Open KyleGao opened 4 years ago
Thanks for the feedback and the link!
There are som tests for DEL
(see https://github.com/NBISweden/beacon-api-tests/blob/b0406a023369a97f7180f3585015187e0296b92d/tests/v101/test_counts.py#L198 and below), but you are right that there are none for DUP
. We will try to include it in a hopefully soon future!
O.k.; here some more issues/comments (the Beacon+ ones are "notes to self"...).

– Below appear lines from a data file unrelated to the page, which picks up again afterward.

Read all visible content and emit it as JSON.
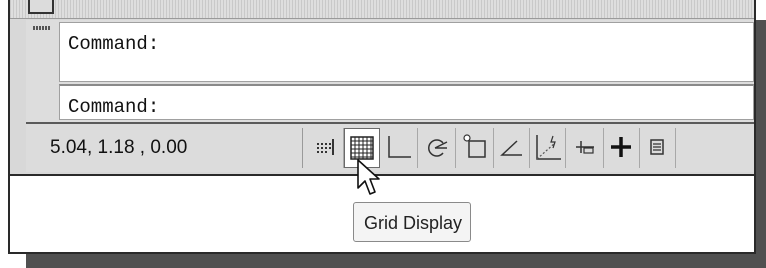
{
  "command_window": {
    "history_text": "Command:",
    "prompt_text": "Command:"
  },
  "status_bar": {
    "coordinates": "5.04, 1.18 , 0.00",
    "toggles": [
      {
        "name": "infer-constraints-icon"
      },
      {
        "name": "grid-display-icon",
        "state": "pressed"
      },
      {
        "name": "ortho-mode-icon"
      },
      {
        "name": "polar-tracking-icon"
      },
      {
        "name": "object-snap-icon"
      },
      {
        "name": "object-snap-tracking-icon"
      },
      {
        "name": "dynamic-ucs-icon"
      },
      {
        "name": "dynamic-input-icon"
      },
      {
        "name": "lineweight-icon"
      },
      {
        "name": "quick-properties-icon"
      }
    ]
  },
  "tooltip": {
    "text": "Grid Display"
  },
  "colors": {
    "panel": "#dcdcdc",
    "text": "#111111",
    "shadow": "#505050"
  }
}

@MalinAhlberg @KyleGao @sdelatorrep
INFO: Testing version v101
INFO: *** Running tests from test_datasets
INFO: Testing test_two_datasets
Test that both datasets repsond.
INFO: Open https://beacon.progenetix.org/query?
referenceName=22
referenceBases=TG
assemblyId=GRCh38
start=16577043
end=16577045
includeDatasetResponses=HIT
variantType=SNP
There is a case to be made for supporting wildcard scenarios, e.g. by allowing a "SNP" query against a position or range, w/o any specification of referenceBases
or alternateBases
.
INFO: Testing no_refbases
Check that queries without referenceBases is not allowed.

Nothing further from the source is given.